The MR Simba, or Mad River Simba, is a fly that’s been a long time coming. As with any fly I design, there was a specific purpose for both the fly’s profile and its action. I was looking for a fly that maintained a solid baitfish profile during quick stripping retrieves of the fly line, but fluttered enticingly during pauses or in lighter currents. I also wanted a fly that would work back to me with an erratic side-to–side motion, or dig and jig through buckets or ledges when I dropped the rod tip. Early versions of the fly had less layering and synthetic materials. They fished well but compressed too much on the strip and did not maintain the intended profile. It was the boom in synthetic materials that transformed this fly to what it is today.
MR Simba Recipe
Front Hook: Gamakatsu B10S, size 1
Rear Hook: Gamakatsu SP11-3L3H, size 2
Thread: Danville, 140 denier
Connection: Beadalon, 19-strand .018” with one 6mm bead
Tail: Marabou
Body 1: UV Polar Chenille
Body 2: Schlappen
Body 3: Barred Fly Enhancer Legs, rubber
Body 4: Marabou
Body 5: Ripple Ice Fiber
Head 1: Senyo Laser Dub
Head 2: Flymen Fishing Co. Fish Skull, medium
Eye: 3/16” Holographic Epoxy eyes, Super Pearl
Tying Steps:
- Place the Gamakatsu SP11-3L3H hook level in the vise and attach the thread mid-shank. Secure a single tan marabou plume extending a full hook-length off the back of the hook. Trim the butt section of the feather and tightly wrap down the cut section to the top of the shank. Finish with your thread at the rear of the shank, directly above the barb of the hook.
- At the rear tie-in point secure the Copper UV Polar Chenille with a few tight thread wraps, ensuring that the fibres of the chenille point towards the rear. Then prepare a yellow schlappen feather by stroking the fibres back to reveal the stem, starting an inch or so down from the tip. Tie in the feather by that stem, at the same point as the UV Polar Chenille, with the fibres cupping the shank (bottom of the feather towards the shank). Carefully palmer the two materials together up the shank to the eye of the hook, then bind them down with a few thread wraps and cut the excess.

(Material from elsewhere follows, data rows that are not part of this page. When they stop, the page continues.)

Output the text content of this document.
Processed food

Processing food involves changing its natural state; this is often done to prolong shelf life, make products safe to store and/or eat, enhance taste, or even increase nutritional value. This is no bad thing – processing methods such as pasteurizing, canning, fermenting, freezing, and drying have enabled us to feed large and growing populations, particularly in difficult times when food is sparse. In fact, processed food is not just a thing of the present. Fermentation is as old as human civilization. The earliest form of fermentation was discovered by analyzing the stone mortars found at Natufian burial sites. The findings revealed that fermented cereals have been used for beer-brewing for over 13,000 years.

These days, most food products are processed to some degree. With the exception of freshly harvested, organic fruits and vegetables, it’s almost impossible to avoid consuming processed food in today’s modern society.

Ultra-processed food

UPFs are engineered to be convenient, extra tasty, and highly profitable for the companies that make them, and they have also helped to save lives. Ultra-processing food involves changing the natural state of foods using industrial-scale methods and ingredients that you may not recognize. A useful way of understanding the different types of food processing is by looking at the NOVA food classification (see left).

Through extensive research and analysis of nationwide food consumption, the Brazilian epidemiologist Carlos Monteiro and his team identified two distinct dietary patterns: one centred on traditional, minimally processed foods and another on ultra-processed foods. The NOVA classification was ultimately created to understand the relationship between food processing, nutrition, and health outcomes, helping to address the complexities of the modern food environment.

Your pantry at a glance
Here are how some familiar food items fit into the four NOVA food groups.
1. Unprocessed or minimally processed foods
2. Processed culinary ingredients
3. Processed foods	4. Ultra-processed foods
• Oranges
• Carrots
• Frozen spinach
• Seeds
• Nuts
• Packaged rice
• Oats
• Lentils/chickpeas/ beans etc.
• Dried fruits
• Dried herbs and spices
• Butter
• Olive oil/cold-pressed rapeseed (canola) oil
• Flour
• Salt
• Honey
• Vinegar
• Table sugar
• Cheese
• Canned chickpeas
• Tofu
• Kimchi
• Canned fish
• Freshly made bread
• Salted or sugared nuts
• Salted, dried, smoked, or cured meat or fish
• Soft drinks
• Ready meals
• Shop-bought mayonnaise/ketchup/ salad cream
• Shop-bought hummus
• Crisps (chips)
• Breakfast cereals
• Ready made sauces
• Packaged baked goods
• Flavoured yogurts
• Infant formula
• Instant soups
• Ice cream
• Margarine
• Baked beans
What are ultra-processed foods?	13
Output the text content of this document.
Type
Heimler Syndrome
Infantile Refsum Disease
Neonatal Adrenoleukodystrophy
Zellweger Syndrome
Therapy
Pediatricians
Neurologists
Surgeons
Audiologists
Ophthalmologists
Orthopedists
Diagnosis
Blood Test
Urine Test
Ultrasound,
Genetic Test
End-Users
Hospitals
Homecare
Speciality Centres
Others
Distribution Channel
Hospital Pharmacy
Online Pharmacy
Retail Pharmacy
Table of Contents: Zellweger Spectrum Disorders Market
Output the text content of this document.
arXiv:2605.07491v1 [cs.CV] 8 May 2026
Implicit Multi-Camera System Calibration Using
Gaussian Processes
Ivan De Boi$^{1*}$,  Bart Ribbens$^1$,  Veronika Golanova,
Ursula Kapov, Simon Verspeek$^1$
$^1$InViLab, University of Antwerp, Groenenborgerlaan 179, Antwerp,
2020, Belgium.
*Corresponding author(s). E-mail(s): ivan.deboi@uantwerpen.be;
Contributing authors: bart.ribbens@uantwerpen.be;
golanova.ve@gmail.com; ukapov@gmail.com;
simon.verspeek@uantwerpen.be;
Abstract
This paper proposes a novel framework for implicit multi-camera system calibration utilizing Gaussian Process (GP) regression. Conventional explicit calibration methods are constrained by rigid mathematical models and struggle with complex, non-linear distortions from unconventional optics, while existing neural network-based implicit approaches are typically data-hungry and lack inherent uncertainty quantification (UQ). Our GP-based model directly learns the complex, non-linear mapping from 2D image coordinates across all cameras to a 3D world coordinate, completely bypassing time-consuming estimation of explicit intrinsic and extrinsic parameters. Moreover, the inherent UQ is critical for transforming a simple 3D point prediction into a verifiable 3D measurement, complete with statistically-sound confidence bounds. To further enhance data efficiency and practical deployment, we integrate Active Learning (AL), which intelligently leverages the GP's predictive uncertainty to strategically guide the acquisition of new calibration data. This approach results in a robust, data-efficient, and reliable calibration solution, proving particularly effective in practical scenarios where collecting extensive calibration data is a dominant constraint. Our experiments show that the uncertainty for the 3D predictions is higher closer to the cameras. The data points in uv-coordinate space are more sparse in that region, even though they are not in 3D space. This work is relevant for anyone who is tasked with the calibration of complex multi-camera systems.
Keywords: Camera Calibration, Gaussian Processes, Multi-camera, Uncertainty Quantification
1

- Just behind the eye of the hook tie in two barred Fly Enhancer legs on each side of the shank. Tie them in at the midpoint in the rubber, to ensure they cannot easily pull out. Then reverse down the other side of the shank and secure. The legs should extend past the bend of the hook to a point about halfway between the bend of the hook and the tip of the tail. Finish the rear hook by tying in a single tan Marabou plume over the top of the shank that extends just past the bend of the hook. Clip the excess and form a small thread head before whip finishing.
- The connection is made with a single three-inch piece of 19-strand .018” Beadalon. Place the Gamakatsu B10S hook level in the vise, start the thread at the eye, and alternate wraps back to the rear of the shank forming a ribbing over the metal. Slide the rear hook onto the wire, then bring the wire ends together and slide on a single 6mm bead. The connection is completed by tight, crossing wraps of thread, with the wire being tied down side-by-side along the top of the hook shank.
- At the rear tie-in point tie in a tan and a yellow marabou plume. Start with the tan plume on top of the shank with the tips extending approximately to the rear of the rear hook shank. Cut the centre stem out of the yellow plume, so it is less likely to foul, then tie in that feather on the bottom of the hook shank with the tips extending just slightly less than the tan. At the same point repeat step two and palmer forward four wraps.
- Tie in two barred Fly Enhancer legs down each side of the shank. Tie them in on one side of the shank at the midpoint in the rubber, then reverse down the other side of the shank and secure. The legs should extend approximately to the rear hook point. Tie in a pinch of copper Ripple Ice Fiber on top of the hook shank and yellow Ripple Ice Fiber on the bottom of the shank. The tips of the Ripple Ice Fiber should extend about to the bend of the rear hook.
- Tie in a single tan marabou feather as a topping, with the tips extending about to the hook point of the rear hook. Then apply Senyo Laser Dub. First tie in a small amount of burnt orange down each cheek. Then tie in a pinch of tan on top of the hook shank and yellow on the bottom of the hook shank. Tie in both with tight wraps of thread over the middle of the bunch and then whip finish right over those wraps, with half of the Laser Dub still out over the eyes.
- The Laser Dub now acts as a platform for the Fish Skull. Carefully reverse the Laser Dub back over itself and slide on the medium Coppertone Fish Skull to ensure the eye of the hook is fully exposed. Hold the Laser dub in place as you slide the Skull back off of the hook, place a dab of Loctite Gel just behind the hook eye, then in one motion quickly slide the Fish Skull back on until the eye is fully exposed. Finish the fly with a small dab of Loctite Gel in each recessed eye socket and place a 3/16” Holographic Super Pearl eye in each. Hold firmly between your fingers for about ten seconds to ensure a good bond.